Assessing the validity of item response theory models when calibrating field test items

Brandon LeBeau

Validity is important for any assessment and the argument should begin with psychometrics.
How the psychometrics is performed directly impacts properties of the assessment that are assessed later for evidence of validity.
- Are scores reported below chance level?
The validity of the psychometrics is particularly important for field test data.

Field testing (FT) is essential to new assessment development or form building.
- A way to gather information to make informed decisions about which items become operational.
Limitations:
- Many items are tried that do not become operational.
  - This spreads a fixed pool of individuals (respondents) across many field test items.
  - Ultimately, sample size can be significantly smaller compared to operational assessments.
- Issues with distractors.

Generalizeability
- Is the FT sample representative of the desired population?
- Over-fitting with 3PL model?
Uncertainty in estimates
- Sample size and lower asymptote estimation
- Interconnected parameter estimates

We assume respondents are randomly sampled from some population.
- Are item responses truly randomly sampled from the population of interest?
  - Selection or Measurement bias
- If not, estimates are extremely sample dependent.
3PL model may provide better fit, but is this at the cost of overfitting?
- Fit should not be the only consideration when deciding on an IRT model for FT data.

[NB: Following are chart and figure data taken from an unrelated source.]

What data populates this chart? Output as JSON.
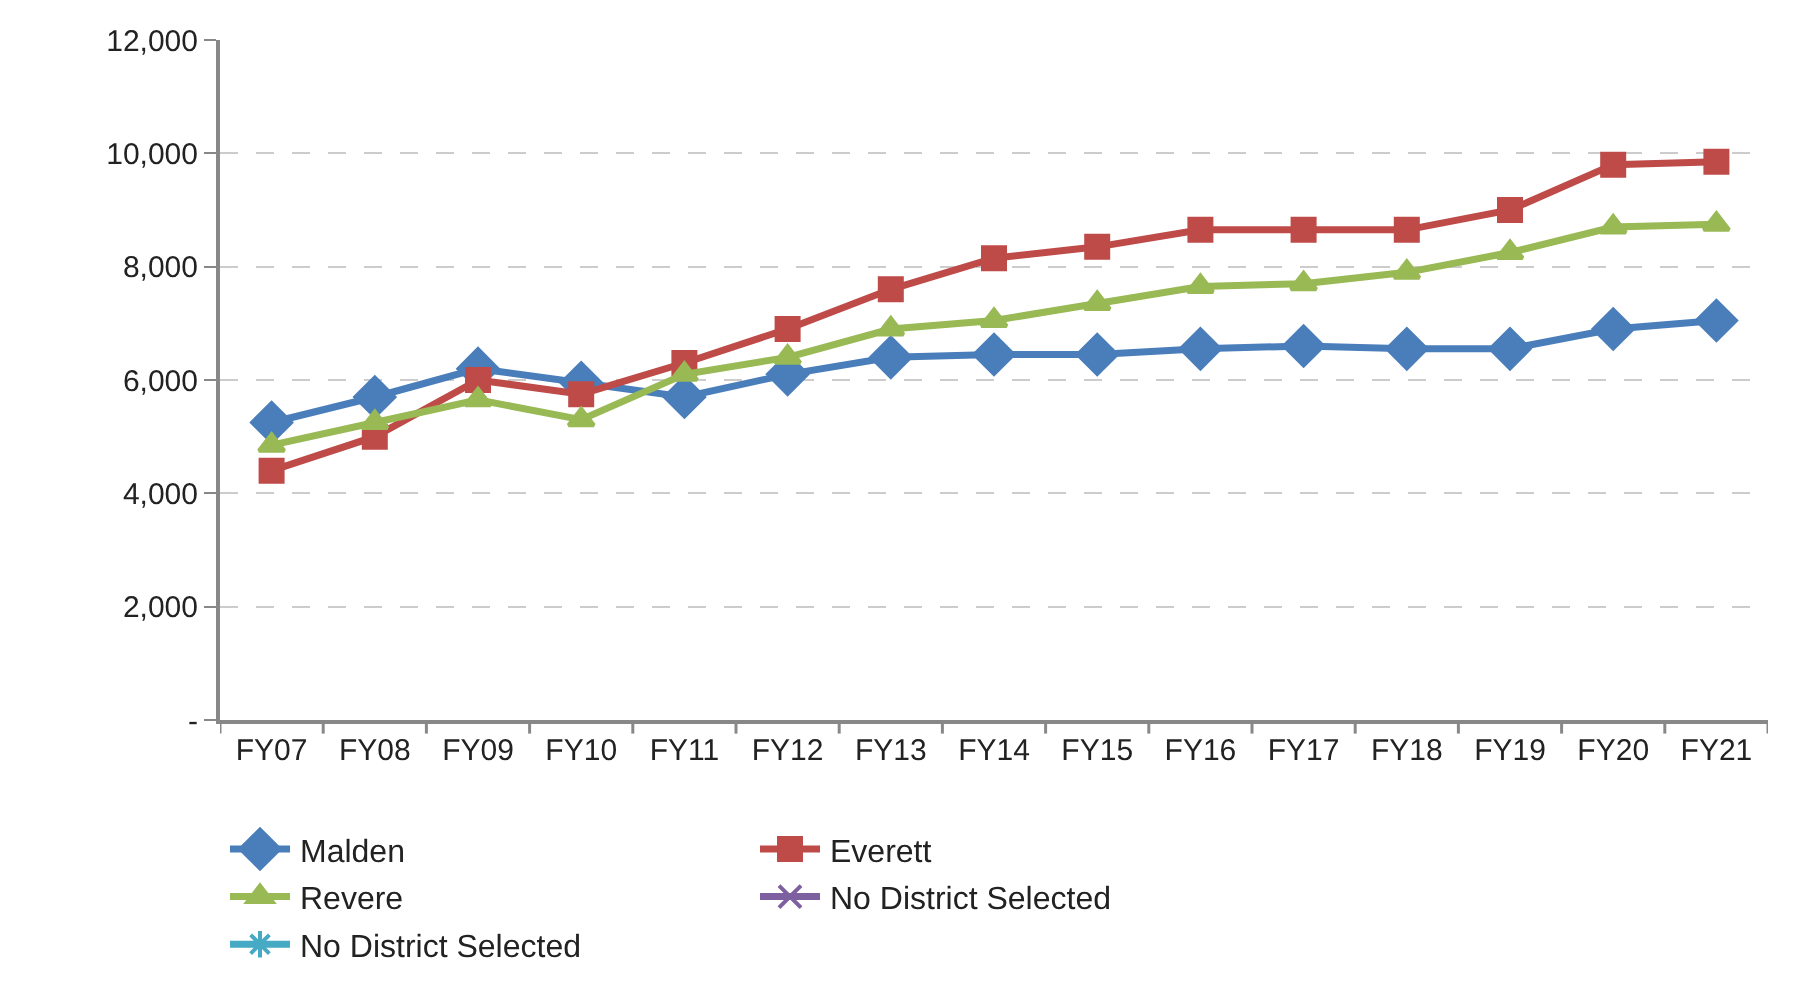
{
  "chart_data": {
    "type": "line",
    "categories": [
      "FY07",
      "FY08",
      "FY09",
      "FY10",
      "FY11",
      "FY12",
      "FY13",
      "FY14",
      "FY15",
      "FY16",
      "FY17",
      "FY18",
      "FY19",
      "FY20",
      "FY21"
    ],
    "series": [
      {
        "name": "Malden",
        "color": "#4a7ebb",
        "marker": "diamond",
        "values": [
          5250,
          5700,
          6200,
          5950,
          5700,
          6100,
          6400,
          6450,
          6450,
          6550,
          6600,
          6550,
          6550,
          6900,
          7050
        ]
      },
      {
        "name": "Everett",
        "color": "#be4b48",
        "marker": "square",
        "values": [
          4400,
          5000,
          6000,
          5750,
          6300,
          6900,
          7600,
          8150,
          8350,
          8650,
          8650,
          8650,
          9000,
          9800,
          9850
        ]
      },
      {
        "name": "Revere",
        "color": "#98b954",
        "marker": "triangle",
        "values": [
          4850,
          5250,
          5650,
          5300,
          6100,
          6400,
          6900,
          7050,
          7350,
          7650,
          7700,
          7900,
          8250,
          8700,
          8750
        ]
      },
      {
        "name": "No District Selected",
        "color": "#7d60a0",
        "marker": "cross",
        "values": [
          null,
          null,
          null,
          null,
          null,
          null,
          null,
          null,
          null,
          null,
          null,
          null,
          null,
          null,
          null
        ]
      },
      {
        "name": "No District Selected",
        "color": "#46aac5",
        "marker": "star",
        "values": [
          null,
          null,
          null,
          null,
          null,
          null,
          null,
          null,
          null,
          null,
          null,
          null,
          null,
          null,
          null
        ]
      }
    ],
    "ylim": [
      0,
      12000
    ],
    "yticks": [
      {
        "value": 0,
        "label": "-"
      },
      {
        "value": 2000,
        "label": "2,000"
      },
      {
        "value": 4000,
        "label": "4,000"
      },
      {
        "value": 6000,
        "label": "6,000"
      },
      {
        "value": 8000,
        "label": "8,000"
      },
      {
        "value": 10000,
        "label": "10,000"
      },
      {
        "value": 12000,
        "label": "12,000"
      }
    ],
    "grid": "y",
    "legend": "bottom",
    "line_style": "solid"
  }
}
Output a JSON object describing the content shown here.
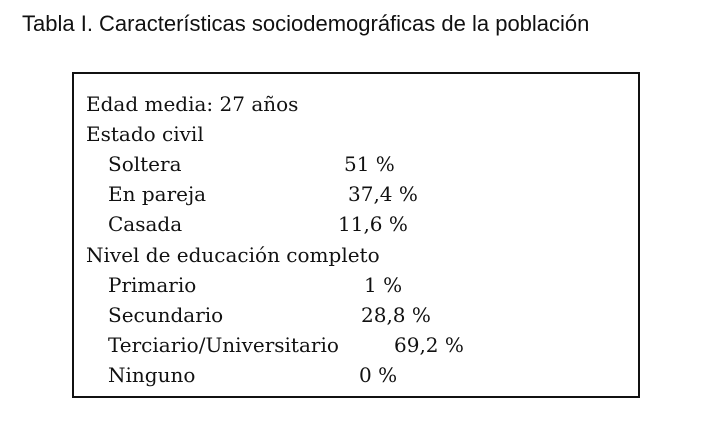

Sample size (1000 commonly cited for 3PL model):
- Tends to be smaller in field test designs.
- Even with small samples, can achieve convergence with 3PL model with help of priors, ridge, etc.
  - Are our estimates now biased?
Estimating Lower Asymptote (pseudo-guessing):
- Difficulty in estimating this term ($c_{j}$) has direct impact on estimation of the other two terms.
  - This leads to a cascading vortex of problems.
- The pseudo-guessing is commonly a nuisance parameter, why allow a nuisance parameter to drastically affect estimation of other terms?

Individual response strings were resampled in a two stage framework:
- First, individuals who took the field test were resampled with replacement within each field test booklet.
- Second, individuals who only took operational items were resampled with replacement to fill out the remaining observations.
After resampling, items were calibrated with Bilog-MG.
This process was replicated 5000 times to generate bootstrapped item parameters.

For individual items, the variation in the ICCs for a 3PL model can be large.
- This may lower usefulness of estimates in helping to select operational (best) items.
How can these 3PL curves be expected to generalize beyond this sample with so much variability?

The pseudo-guessing estimates are:
- negatively related to the estimates of the b and a.
- positively related to the uncertainty in the b parameter, likely the parameter of most interest.
In turn, increasing the uncertainty in the b parameter:
- further increases the uncertainty in the a parameter.
- is also negatively related to estimates of the a parameter.
Thus, creating the cascading vortex of problems.

Item parameters estimated from FT data should not be treated as truth.
- Variation in these parameter estimates needs to be considered.
Fit should not be the only concern when selecting an IRT model, uncertainty, generalizeability, and usefulness should also be considered.
Estimates are much more stable when using the 2PL model.
- Thus providing a stronger foundation with which to start the validity argument for an assessment.